Are there things we can do to create a better filter before we decide to investigate a doctor?
But have you done enough to stop doctors going through this traumatic process in the first place?
We started piloting provisional enquiries. What that means is that before we start a formal investigation, we make some informal enquiries that a doctor won’t know about in order to decide whether a case passes our threshold to investigate.
This has helped to reduce the number of cases we push through to investigation – indeed in 2016, we had about 800 fewer investigations than we’d had the previous year.
Professor Appleby also advised us that we needed to improve the training of our investigators so they become more understanding of doctors who may have health concerns. That’s why we are using the BMA doctor support service to train our investigators.
I don’t think there are any of Professor Appleby’s recommendations that we haven’t really thought quite hard about and taken appropriate action with. Having said that, we can always do more.
Is it right that doctors should pay GMC fees when the GMC is really there to protect patients?

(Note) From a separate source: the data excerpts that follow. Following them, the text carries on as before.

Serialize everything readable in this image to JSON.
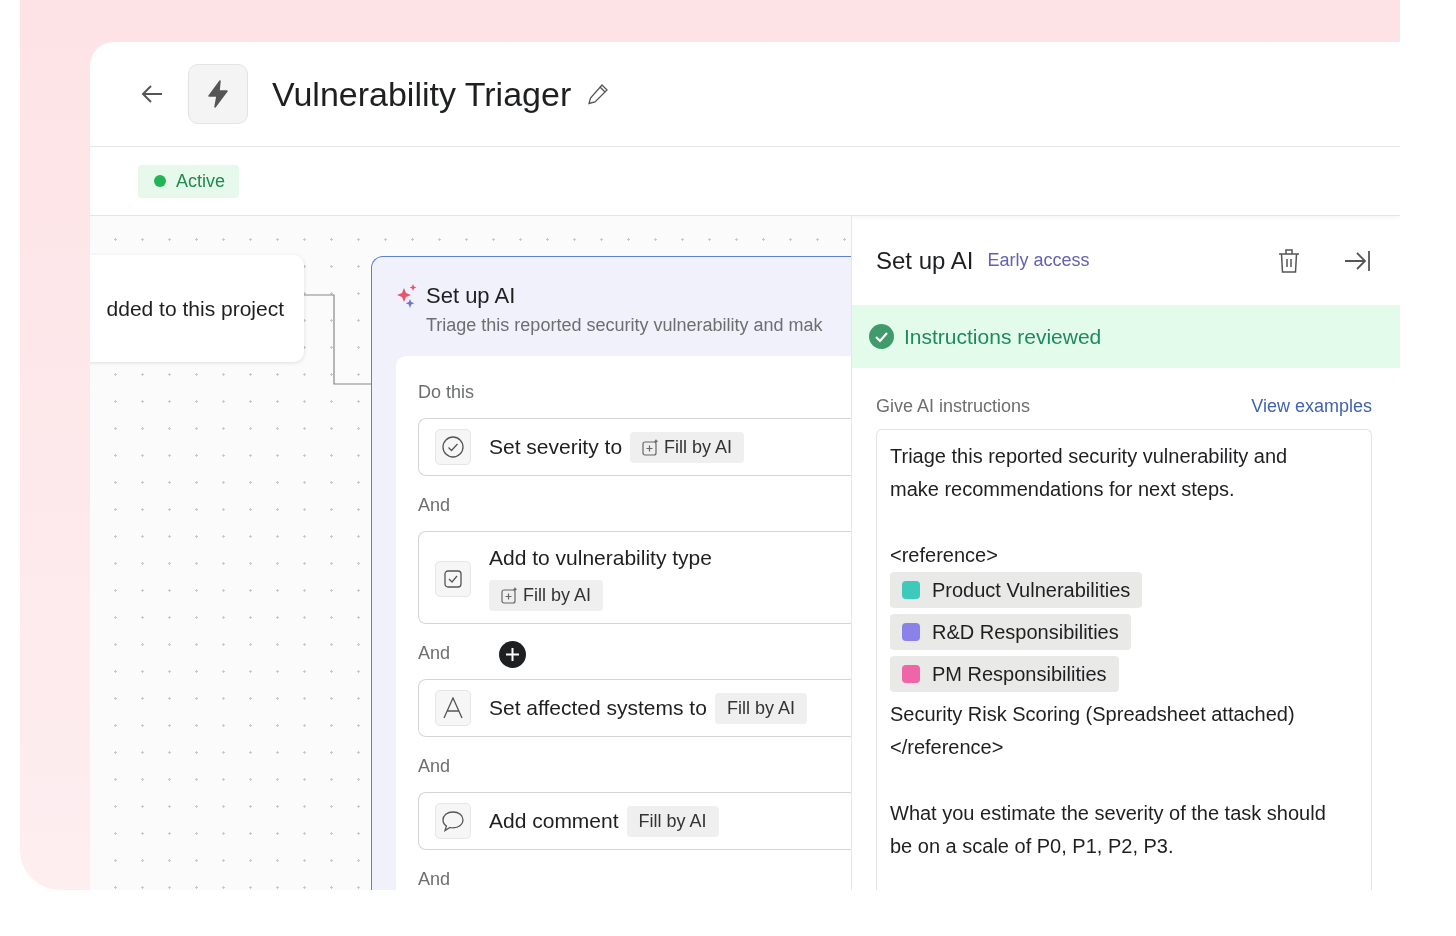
{
  "header": {
    "title": "Vulnerability Triager",
    "status": {
      "label": "Active",
      "color": "#22b455"
    }
  },
  "canvas": {
    "previous_card": {
      "text": "dded to this project"
    },
    "node": {
      "title": "Set up AI",
      "description": "Triage this reported security vulnerability and mak",
      "section_label": "Do this",
      "steps": [
        {
          "kind": "single-select",
          "label": "Set severity to",
          "chip": "Fill by AI",
          "chip_icon": true,
          "chip_below": false,
          "connector": "And"
        },
        {
          "kind": "multi-select",
          "label": "Add to vulnerability type",
          "chip": "Fill by AI",
          "chip_icon": true,
          "chip_below": true,
          "connector": "And"
        },
        {
          "kind": "text",
          "label": "Set affected systems to",
          "chip": "Fill by AI",
          "chip_icon": false,
          "chip_below": false,
          "connector": "And"
        },
        {
          "kind": "comment",
          "label": "Add comment",
          "chip": "Fill by AI",
          "chip_icon": false,
          "chip_below": false,
          "connector": "And"
        }
      ]
    }
  },
  "panel": {
    "title": "Set up AI",
    "badge": "Early access",
    "banner": "Instructions reviewed",
    "field_label": "Give AI instructions",
    "link": "View examples",
    "instructions": [
      {
        "kind": "text",
        "text": "Triage this reported security vulnerability and make recommendations for next steps."
      },
      {
        "kind": "gap"
      },
      {
        "kind": "text",
        "text": "<reference>"
      },
      {
        "kind": "tag",
        "text": "Product Vulnerabilities",
        "color": "#3ec9bd"
      },
      {
        "kind": "tag",
        "text": "R&D Responsibilities",
        "color": "#8a82e8"
      },
      {
        "kind": "tag",
        "text": "PM Responsibilities",
        "color": "#f064a8"
      },
      {
        "kind": "text",
        "text": "Security Risk Scoring (Spreadsheet attached)"
      },
      {
        "kind": "text",
        "text": "</reference>"
      },
      {
        "kind": "gap"
      },
      {
        "kind": "text",
        "text": "What you estimate the severity of the task should be on a scale of P0, P1, P2, P3."
      }
    ]
  }
}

Well, if doctors didn’t pay the registrant fees, the public would be funding the GMC through the Government. I would argue that it’s really important that the GMC is independent of the Government – we are much freer and more able to call it where there are problems in the system. Indeed, I think we’ve been doing that recently; we’ve described a state of unease in terms of what junior doctors told us in the beginning of November.
There’s a massive GP recruitment crisis at the moment. Is that something you see GMC involvement in?
We don’t have formal role in workforce planning. We do have a lot of data, and I’m very keen that we should be using our data to help people with the responsibility for workforce planning. We also have a role in terms of helping relate the status of different specialties. So, we said in January we were happy to treat general practice as a specialty in its own right, but that requires legislative change. We reported to the four governments at the end of March on a review of flexibility for trainees – one of the ambitions from that work is that it becomes easier for someone to switch from one specialty to another – which may be advantageous in terms of people wanting to come into general practice.
Are you worried about the implications of Brexit on workforce and any other aspects of the GMC’s work?
There are lots of issues that arise from Brexit and a couple of opportunities. Certainly, we see some worrying noises from EEA-trained doctors in the NHS about their intentions to stay in the NHS. Around 2,000 or so non-UK graduates replied to our own survey, with just over half saying that they were considering leaving the UK and 90% of those said it was because of Brexit and uncertainties about their residency status. Anything the Government can do to allay those concerns will be welcome.
There’s been a lot of talk about the disparity between the MRCGP pass rates of white and non-white graduates. Is this something you’re concerned about?
It is something I’m concerned about. I think it is really important that the GMC plays its role with others in making sure every doctor, wherever they come from, has the opportunity and support to fulfil their potential. In the data you see this does not appear to be the case.
We’ve been doing qualitative work, literature reviews and analysing our own data. There’s quite a lot of research on the value of mixed peer groups, training trainers, dealing with unconscious bias and how we build the skills of trainees to deal with perceived bias. Some of this goes to what the GMC can lead on; some of it is working with others – so we’re working with Health Education England on better diagnostic tools as well.
How do you justify putting GPs through the process of revalidation when it takes a lot of time and effort away from frontline care?
Revalidation is the only mechanism that enables us to know that a doctor is up to date and fit to practise. For revalidation to be successful it needs to be something that isn’t just a chore for doctors to go through. If you forget the words around revalidation, then the process of doctors reflecting on their practice and feedback from patients, peers and colleagues is really important. And if revalidation can drive appraisal rates up in the NHS, as it has done, I think that can only be a good thing.
A lot of GPs would say that for them, appraisal is often just a box-ticking exercise – so instead of being useful it ends up taking time away from patient care. How can you make sure it’s useful for GPs?
Well, if it is a box-ticking exercise it’s not as effective a process as the one I’ve described as my aspiration. And it is clear in what Sir Keith Pearson [chair of the GMC’s revalidation advisory board and author of the GMC’s review of revalidation last year] found that the quality of appraisal does vary quite significantly from place to place and from country to country. What I don’t think we should do is say we’re going to somehow relax our standards of appraisal, revalidation and reflective practice.
If we can be clearer about what is and is not a requirement of revalidation, I think it will become easier for doctors to understand what they need to do – and hopefully a lot of the benefits I’ve described will continue to grow.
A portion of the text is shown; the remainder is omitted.